Pennsylvania is one of the most strongly at-will states in the country. Under the rule established by the Pennsylvania Supreme Court in Geary v. United States Steel Corp. (1974), an employer may fire an employee at any time, for any reason or for no reason at all, and an employee may quit on the same terms—unless a specific statute, a contract, or a narrow public-policy exception says otherwise. Critically, Pennsylvania courts have refused to recognize an implied covenant of good faith and fair dealing as a general exception to at-will employment, and they treat the public-policy exception very narrowly. That makes Pennsylvania less protective than many states, so understanding the real boundaries matters.
What “at-will” actually means in Pennsylvania
The starting presumption in every Pennsylvania employment relationship is that it is at-will. An employee carries the burden of overcoming that presumption. A firing that feels unfair, harsh, or even retaliatory in an everyday sense is usually still legal in Pennsylvania, because “wrongful” in the legal sense means the termination violated a specific law, a contract, or a clearly recognized public policy—not merely that it was unkind or undeserved.
This is why most Pennsylvania wrongful-termination claims actually succeed (when they do) under statutory anti-discrimination and anti-retaliation laws, not under the common-law exceptions. The most important state law is the Pennsylvania Human Relations Act (PHRA), which bars firing based on race, color, religion, ancestry, national origin, age (40+), sex, disability, and certain other protected characteristics. The PHRA is enforced by the Pennsylvania Human Relations Commission (PHRC), and a complaint generally must be filed with the PHRC within 180 days of the alleged discriminatory act—a strict deadline that, if missed, can permanently bar the state claim. Confirm current filing procedures directly with the PHRC before relying on any deadline.

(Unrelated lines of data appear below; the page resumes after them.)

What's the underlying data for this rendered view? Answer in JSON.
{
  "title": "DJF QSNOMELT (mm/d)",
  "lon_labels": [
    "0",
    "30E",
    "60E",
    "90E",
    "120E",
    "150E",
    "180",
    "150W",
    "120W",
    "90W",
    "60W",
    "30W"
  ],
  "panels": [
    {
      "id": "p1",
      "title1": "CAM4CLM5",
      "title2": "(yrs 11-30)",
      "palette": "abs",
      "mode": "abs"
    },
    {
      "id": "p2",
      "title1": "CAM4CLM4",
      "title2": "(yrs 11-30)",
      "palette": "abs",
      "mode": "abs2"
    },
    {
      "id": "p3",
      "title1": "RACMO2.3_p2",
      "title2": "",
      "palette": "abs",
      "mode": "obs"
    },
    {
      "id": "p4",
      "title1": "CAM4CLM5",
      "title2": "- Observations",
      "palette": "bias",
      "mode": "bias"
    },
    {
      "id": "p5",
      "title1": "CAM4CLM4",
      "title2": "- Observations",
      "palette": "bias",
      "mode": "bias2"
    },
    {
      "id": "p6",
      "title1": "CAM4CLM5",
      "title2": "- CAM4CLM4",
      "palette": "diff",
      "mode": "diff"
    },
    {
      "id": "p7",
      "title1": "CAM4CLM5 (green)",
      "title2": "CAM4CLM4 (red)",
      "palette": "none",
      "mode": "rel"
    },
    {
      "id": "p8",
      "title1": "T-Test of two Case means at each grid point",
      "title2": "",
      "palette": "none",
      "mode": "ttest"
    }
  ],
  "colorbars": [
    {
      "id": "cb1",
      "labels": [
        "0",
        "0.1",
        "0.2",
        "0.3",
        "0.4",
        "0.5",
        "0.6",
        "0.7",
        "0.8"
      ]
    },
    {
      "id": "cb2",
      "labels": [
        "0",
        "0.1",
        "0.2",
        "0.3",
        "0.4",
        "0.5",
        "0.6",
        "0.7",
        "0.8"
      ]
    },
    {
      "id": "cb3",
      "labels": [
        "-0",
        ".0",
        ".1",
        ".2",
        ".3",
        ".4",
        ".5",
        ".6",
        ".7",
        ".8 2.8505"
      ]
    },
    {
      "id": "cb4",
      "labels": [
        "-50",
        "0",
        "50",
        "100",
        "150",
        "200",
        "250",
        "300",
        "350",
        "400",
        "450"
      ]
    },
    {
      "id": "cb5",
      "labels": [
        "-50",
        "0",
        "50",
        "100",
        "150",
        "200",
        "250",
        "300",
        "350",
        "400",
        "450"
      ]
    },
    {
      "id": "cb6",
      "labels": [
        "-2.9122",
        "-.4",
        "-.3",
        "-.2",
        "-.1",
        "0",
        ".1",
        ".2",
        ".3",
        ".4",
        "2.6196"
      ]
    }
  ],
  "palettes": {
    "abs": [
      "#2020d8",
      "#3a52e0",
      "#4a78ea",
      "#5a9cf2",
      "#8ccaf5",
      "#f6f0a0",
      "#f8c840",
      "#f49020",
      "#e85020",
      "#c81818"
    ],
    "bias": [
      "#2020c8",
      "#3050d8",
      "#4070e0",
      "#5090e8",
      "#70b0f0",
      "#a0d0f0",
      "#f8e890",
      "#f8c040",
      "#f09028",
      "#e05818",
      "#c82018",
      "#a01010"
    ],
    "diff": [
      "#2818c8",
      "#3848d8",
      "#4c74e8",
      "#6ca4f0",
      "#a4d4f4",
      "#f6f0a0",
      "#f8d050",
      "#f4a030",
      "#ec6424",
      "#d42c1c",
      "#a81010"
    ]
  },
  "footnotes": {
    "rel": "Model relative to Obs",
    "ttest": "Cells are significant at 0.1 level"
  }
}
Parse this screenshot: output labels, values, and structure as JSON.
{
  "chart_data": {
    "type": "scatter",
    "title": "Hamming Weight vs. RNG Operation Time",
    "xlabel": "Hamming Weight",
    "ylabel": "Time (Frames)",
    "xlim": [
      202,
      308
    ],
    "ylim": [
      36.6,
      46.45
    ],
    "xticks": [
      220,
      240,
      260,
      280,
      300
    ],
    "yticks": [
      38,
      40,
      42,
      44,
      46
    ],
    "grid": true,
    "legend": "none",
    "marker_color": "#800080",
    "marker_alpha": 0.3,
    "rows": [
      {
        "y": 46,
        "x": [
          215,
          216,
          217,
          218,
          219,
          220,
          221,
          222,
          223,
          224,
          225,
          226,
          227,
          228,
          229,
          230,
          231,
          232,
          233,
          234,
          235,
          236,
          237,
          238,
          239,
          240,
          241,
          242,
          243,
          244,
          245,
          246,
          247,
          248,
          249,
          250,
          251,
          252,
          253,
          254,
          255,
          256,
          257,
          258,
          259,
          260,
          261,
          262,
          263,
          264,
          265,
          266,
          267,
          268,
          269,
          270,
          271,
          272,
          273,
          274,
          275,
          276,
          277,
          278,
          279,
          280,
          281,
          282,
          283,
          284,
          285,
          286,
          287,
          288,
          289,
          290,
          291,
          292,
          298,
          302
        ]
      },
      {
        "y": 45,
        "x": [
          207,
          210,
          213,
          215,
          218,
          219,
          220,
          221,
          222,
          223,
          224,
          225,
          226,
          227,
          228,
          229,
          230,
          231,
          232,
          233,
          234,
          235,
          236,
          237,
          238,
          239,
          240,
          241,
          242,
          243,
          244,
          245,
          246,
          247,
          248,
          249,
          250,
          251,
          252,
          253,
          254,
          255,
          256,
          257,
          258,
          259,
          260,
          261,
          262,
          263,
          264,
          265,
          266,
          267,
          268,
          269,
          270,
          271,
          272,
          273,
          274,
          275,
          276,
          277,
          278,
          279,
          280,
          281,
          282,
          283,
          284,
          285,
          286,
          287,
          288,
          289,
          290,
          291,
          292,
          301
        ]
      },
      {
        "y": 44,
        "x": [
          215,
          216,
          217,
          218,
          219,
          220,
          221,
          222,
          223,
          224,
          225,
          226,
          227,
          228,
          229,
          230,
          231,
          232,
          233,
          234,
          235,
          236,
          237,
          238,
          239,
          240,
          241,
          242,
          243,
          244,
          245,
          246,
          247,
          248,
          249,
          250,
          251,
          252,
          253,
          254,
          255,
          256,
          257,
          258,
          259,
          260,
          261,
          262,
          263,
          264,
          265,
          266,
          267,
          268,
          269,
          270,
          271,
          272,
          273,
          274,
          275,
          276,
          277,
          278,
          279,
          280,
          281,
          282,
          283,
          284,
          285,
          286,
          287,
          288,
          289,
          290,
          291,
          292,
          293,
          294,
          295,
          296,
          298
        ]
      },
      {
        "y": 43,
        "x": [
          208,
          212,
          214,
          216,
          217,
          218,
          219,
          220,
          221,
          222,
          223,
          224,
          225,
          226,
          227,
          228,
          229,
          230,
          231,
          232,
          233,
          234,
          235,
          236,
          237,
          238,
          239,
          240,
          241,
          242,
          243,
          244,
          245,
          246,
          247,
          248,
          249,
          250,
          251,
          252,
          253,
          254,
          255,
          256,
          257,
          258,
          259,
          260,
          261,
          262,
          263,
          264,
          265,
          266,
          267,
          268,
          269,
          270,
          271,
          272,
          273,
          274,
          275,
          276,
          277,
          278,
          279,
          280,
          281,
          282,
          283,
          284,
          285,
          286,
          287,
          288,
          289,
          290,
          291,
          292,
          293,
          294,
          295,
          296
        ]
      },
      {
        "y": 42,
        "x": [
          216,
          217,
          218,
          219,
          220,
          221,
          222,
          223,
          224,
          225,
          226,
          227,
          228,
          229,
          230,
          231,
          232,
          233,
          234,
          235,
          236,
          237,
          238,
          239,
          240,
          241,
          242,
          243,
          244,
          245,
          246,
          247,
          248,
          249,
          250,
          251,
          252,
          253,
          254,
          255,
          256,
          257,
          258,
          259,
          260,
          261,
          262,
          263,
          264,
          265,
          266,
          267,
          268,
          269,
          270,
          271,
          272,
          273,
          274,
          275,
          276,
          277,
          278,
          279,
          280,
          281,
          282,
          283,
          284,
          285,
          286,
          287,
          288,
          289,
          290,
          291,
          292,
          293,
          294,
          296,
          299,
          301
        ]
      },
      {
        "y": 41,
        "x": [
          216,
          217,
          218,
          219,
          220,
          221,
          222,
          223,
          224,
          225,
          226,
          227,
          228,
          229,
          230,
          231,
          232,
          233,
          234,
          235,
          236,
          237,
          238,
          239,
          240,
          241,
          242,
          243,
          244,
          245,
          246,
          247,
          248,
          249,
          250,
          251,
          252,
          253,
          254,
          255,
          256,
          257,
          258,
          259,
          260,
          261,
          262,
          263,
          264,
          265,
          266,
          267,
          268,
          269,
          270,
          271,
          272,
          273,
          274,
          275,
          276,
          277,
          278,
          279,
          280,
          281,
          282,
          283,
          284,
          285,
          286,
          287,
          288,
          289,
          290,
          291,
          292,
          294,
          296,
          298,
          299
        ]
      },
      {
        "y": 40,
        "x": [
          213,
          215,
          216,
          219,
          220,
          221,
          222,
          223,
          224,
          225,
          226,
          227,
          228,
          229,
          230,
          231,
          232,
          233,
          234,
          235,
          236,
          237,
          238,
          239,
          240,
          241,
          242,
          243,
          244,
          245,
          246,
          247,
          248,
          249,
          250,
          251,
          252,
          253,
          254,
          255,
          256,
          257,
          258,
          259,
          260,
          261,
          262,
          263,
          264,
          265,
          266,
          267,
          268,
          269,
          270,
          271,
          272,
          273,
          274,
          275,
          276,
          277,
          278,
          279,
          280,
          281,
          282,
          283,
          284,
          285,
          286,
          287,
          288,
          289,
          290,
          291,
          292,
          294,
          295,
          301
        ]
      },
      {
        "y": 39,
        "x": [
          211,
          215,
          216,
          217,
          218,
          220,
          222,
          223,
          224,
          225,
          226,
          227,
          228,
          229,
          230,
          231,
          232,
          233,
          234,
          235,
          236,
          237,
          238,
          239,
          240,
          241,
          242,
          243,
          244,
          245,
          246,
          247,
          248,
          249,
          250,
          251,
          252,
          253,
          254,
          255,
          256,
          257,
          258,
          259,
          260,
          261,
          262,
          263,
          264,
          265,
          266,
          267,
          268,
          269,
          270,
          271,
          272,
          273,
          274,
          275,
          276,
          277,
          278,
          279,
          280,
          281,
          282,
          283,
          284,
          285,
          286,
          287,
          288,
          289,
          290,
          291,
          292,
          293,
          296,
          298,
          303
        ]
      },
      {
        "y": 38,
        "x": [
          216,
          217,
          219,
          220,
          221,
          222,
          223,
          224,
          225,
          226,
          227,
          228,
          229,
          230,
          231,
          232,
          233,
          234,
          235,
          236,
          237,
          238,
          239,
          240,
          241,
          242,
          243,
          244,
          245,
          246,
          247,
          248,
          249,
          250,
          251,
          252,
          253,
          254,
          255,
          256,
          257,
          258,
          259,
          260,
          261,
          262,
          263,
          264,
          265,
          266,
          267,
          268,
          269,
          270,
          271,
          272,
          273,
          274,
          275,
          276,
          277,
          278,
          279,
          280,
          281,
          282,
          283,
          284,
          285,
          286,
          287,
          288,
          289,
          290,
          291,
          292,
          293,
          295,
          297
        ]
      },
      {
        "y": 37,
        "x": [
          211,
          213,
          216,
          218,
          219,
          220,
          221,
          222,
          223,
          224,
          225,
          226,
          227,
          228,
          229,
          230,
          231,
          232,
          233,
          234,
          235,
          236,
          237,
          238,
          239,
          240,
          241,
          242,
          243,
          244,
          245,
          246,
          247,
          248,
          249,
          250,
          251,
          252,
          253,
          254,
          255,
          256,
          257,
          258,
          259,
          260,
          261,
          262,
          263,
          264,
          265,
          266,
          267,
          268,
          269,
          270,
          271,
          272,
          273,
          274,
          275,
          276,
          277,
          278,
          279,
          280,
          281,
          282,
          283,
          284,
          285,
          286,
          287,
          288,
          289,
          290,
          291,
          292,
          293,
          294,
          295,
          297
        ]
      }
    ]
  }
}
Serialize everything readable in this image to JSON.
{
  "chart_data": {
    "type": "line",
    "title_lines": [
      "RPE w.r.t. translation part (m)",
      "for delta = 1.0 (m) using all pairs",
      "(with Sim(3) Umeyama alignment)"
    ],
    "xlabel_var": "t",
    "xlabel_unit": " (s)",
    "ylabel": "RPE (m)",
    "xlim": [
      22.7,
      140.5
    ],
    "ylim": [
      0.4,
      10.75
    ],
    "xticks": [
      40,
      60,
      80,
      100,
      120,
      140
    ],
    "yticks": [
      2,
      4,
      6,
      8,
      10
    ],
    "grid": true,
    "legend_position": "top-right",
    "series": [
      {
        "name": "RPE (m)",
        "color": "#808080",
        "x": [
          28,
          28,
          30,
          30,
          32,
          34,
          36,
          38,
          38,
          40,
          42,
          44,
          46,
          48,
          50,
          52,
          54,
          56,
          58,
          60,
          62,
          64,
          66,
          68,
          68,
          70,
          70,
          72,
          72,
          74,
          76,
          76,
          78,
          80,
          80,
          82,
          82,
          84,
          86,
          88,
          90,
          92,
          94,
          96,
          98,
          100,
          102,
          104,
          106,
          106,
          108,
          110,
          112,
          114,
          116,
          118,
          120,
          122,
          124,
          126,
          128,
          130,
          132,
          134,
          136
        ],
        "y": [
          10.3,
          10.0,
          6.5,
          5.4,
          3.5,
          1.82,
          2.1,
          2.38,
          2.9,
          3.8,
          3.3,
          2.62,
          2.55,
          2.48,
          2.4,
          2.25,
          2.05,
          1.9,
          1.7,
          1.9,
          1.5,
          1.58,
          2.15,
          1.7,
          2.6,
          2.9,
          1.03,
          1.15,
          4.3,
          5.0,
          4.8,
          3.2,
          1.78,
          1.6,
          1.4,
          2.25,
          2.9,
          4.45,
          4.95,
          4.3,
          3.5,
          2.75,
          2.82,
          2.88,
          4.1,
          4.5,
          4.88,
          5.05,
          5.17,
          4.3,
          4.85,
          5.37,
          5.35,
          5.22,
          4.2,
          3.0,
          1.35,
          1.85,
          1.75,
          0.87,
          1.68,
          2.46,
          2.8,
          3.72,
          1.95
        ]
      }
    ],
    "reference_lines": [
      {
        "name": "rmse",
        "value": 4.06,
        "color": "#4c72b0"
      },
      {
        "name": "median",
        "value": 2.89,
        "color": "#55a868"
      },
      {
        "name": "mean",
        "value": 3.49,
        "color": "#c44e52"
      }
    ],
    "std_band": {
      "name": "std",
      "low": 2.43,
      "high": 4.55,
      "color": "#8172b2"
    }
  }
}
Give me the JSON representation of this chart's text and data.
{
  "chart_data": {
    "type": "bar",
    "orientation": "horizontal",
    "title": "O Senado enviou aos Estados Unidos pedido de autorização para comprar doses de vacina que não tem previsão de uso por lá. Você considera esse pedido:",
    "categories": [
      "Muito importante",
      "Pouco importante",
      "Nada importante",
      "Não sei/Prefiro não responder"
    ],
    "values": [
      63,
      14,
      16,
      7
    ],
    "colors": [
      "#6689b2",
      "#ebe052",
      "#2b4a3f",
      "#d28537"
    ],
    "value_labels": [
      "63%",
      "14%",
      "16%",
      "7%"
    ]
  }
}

The recognized exceptions to at-will employment
Pennsylvania recognizes a limited set of ways the at-will presumption can be overcome. They are real, but narrow.
1. The public-policy exception
This is the principal common-law exception in Pennsylvania, and the courts apply it sparingly. It allows a wrongful-discharge claim only where firing the employee violates a clear mandate of public policy found in the state constitution, a statute, or case law. Pennsylvania courts have allowed claims in situations such as:
- Firing an employee for filing a workers' compensation claim.
- Firing an employee for refusing to commit a crime or an unlawful act the employer demanded.
- Firing an employee for serving on a jury.
- Firing an employee because a statute required the employer to take a particular action, or for reporting a legally required matter.
Outside of these tightly defined categories, Pennsylvania courts routinely reject public-policy claims. General notions of “fairness” or internal complaints that are not tied to a specific legal mandate usually do not qualify.
2. The implied-contract exception
An employee can sometimes overcome the at-will presumption by showing the parties intended a contract that limited the employer's right to fire. In Pennsylvania this is difficult. An employee handbook or personnel policy generally does not create a contract unless a reasonable person would understand the employer clearly intended to be bound by it—and most Pennsylvania handbooks include disclaimers stating that employment remains at-will. Additional consideration beyond the work itself (for example, giving up another job or a clearly bargained-for promise of job security) can also support an implied or express contract, but courts scrutinize these claims closely.
3. The covenant of good faith and fair dealing
Many people ask about a “good faith” exception. Be careful here: Pennsylvania does not recognize a general implied covenant of good faith and fair dealing as a freestanding exception to at-will employment. Pennsylvania courts have declined to use it to convert at-will employment into something that requires “good cause” for termination. If you read that some states honor this exception, Pennsylvania is not one of them for ordinary at-will employees.